PESQUISA SOBRE A GARANTIA DOS DIREITOS HUMANOS EM UM PROCESSO DE PLANEAMENTO PARTICIPATIVO DESENVOLVIDO NA GUINÉ-BISSAU

Um processo participativo realizado em dezembro de 2024 permitiu à Rede de Defensores de Direitos Humanos da Guiné-Bissau definir novas estratégias de atuação. A iniciativa fortaleceu a organização, promoveu soluções construídas em conjunto e surge como resposta concreta aos desafios na proteção dos direitos humanos no país.

By: Departamento da Comunicação

4/19/20262 min read

Planejamento Participativo e Direitos Humanos na Guiné-Bissau: Uma Experiência Transformadora

Em dezembro de 2024, a Guiné-Bissau viveu uma iniciativa marcante no campo dos direitos humanos, com a elaboração do Plano Estratégico da Rede de Defensores de Direitos Humanos (RDDH-GB). O processo, financiado pelo projeto “Melhorar o Sistema de Proteção dos Direitos Humanos”, apostou numa abordagem participativa para reforçar a atuação da organização num contexto nacional marcado por desafios estruturais.

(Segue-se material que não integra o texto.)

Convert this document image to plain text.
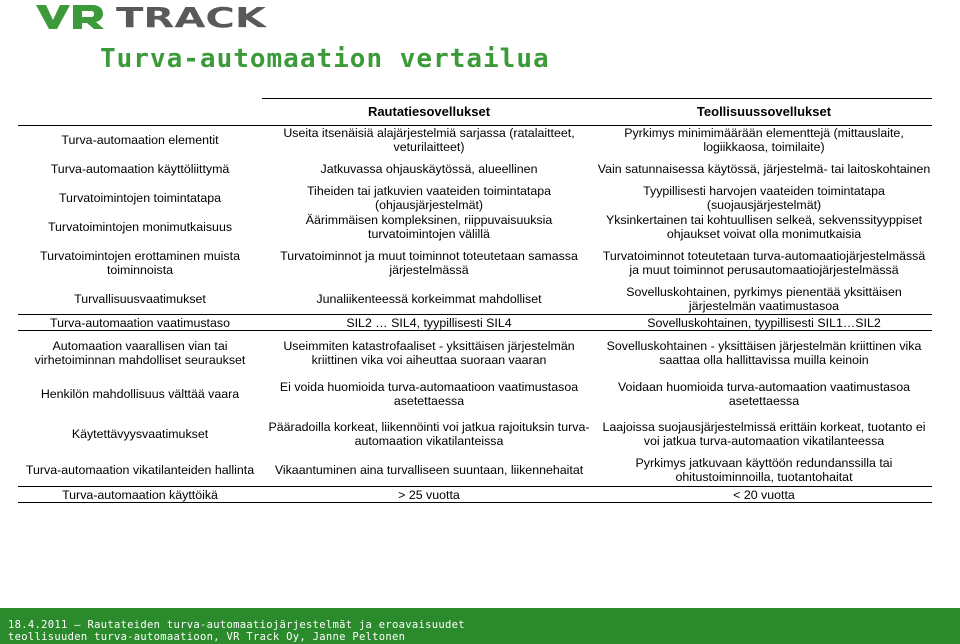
TRACK
Turva-automaation vertailua
	Rautatiesovellukset	Teollisuussovellukset
Turva-automaation elementit	Useita itsenäisiä alajärjestelmiä sarjassa (ratalaitteet, veturilaitteet)	Pyrkimys minimimäärään elementtejä (mittauslaite, logiikkaosa, toimilaite)
Turva-automaation käyttöliittymä	Jatkuvassa ohjauskäytössä, alueellinen	Vain satunnaisessa käytössä, järjestelmä- tai laitoskohtainen
Turvatoimintojen toimintatapa	Tiheiden tai jatkuvien vaateiden toimintatapa (ohjausjärjestelmät)	Tyypillisesti harvojen vaateiden toimintatapa (suojausjärjestelmät)
Turvatoimintojen monimutkaisuus	Äärimmäisen kompleksinen, riippuvaisuuksia turvatoimintojen välillä	Yksinkertainen tai kohtuullisen selkeä, sekvenssityyppiset ohjaukset voivat olla monimutkaisia
Turvatoimintojen erottaminen muista toiminnoista	Turvatoiminnot ja muut toiminnot toteutetaan samassa järjestelmässä	Turvatoiminnot toteutetaan turva-automaatiojärjestelmässä ja muut toiminnot perusautomaatiojärjestelmässä
Turvallisuusvaatimukset	Junaliikenteessä korkeimmat mahdolliset	Sovelluskohtainen, pyrkimys pienentää yksittäisen järjestelmän vaatimustasoa
Turva-automaation vaatimustaso	SIL2 … SIL4, tyypillisesti SIL4	Sovelluskohtainen, tyypillisesti SIL1…SIL2
Automaation vaarallisen vian tai virhetoiminnan mahdolliset seuraukset	Useimmiten katastrofaaliset - yksittäisen järjestelmän kriittinen vika voi aiheuttaa suoraan vaaran	Sovelluskohtainen - yksittäisen järjestelmän kriittinen vika saattaa olla hallittavissa muilla keinoin
Henkilön mahdollisuus välttää vaara	Ei voida huomioida turva-automaatioon vaatimustasoa asetettaessa	Voidaan huomioida turva-automaation vaatimustasoa asetettaessa
Käytettävyysvaatimukset	Pääradoilla korkeat, liikennöinti voi jatkua rajoituksin turva-automaation vikatilanteissa	Laajoissa suojausjärjestelmissä erittäin korkeat, tuotanto ei voi jatkua turva-automaation vikatilanteessa
Turva-automaation vikatilanteiden hallinta	Vikaantuminen aina turvalliseen suuntaan, liikennehaitat	Pyrkimys jatkuvaan käyttöön redundanssilla tai ohitustoiminnoilla, tuotantohaitat
Turva-automaation käyttöikä	> 25 vuotta	< 20 vuotta
18.4.2011 – Rautateiden turva-automaatiojärjestelmät ja eroavaisuudet
teollisuuden turva-automaatioon, VR Track Oy, Janne Peltonen
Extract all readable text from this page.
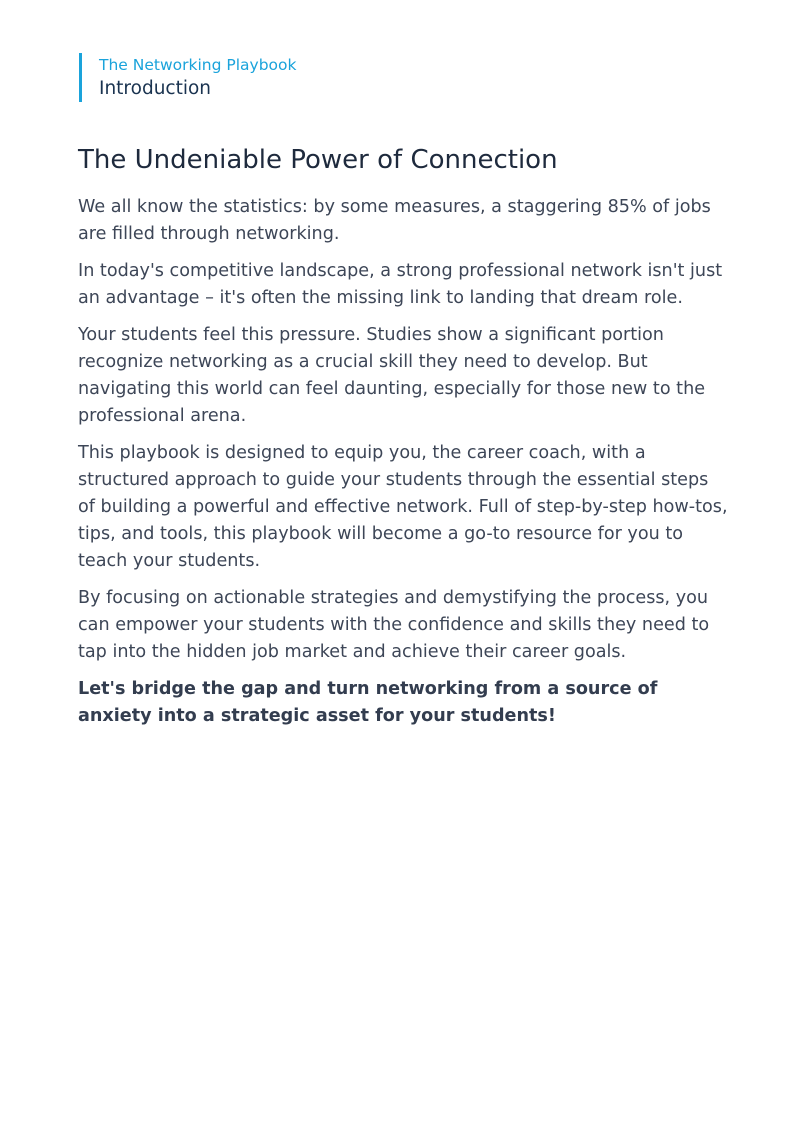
The Networking Playbook
Introduction
The Undeniable Power of Connection

We all know the statistics: by some measures, a staggering 85% of jobs are filled through networking.

In today's competitive landscape, a strong professional network isn't just an advantage – it's often the missing link to landing that dream role.

Your students feel this pressure. Studies show a significant portion recognize networking as a crucial skill they need to develop. But navigating this world can feel daunting, especially for those new to the professional arena.

This playbook is designed to equip you, the career coach, with a structured approach to guide your students through the essential steps of building a powerful and effective network. Full of step-by-step how-tos, tips, and tools, this playbook will become a go-to resource for you to teach your students.

By focusing on actionable strategies and demystifying the process, you can empower your students with the confidence and skills they need to tap into the hidden job market and achieve their career goals.

Let's bridge the gap and turn networking from a source of anxiety into a strategic asset for your students!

Durante oito dias de trabalho intensivo em Bissau, membros da Rede envolveram-se diretamente na construção de estratégias, num exercício baseado no diálogo, na escuta ativa e na valorização das experiências individuais. Inspirado na pedagogia de Paulo Freire, o processo foi além de um simples planeamento técnico, promovendo um verdadeiro espaço de reflexão coletiva e tomada de decisão partilhada.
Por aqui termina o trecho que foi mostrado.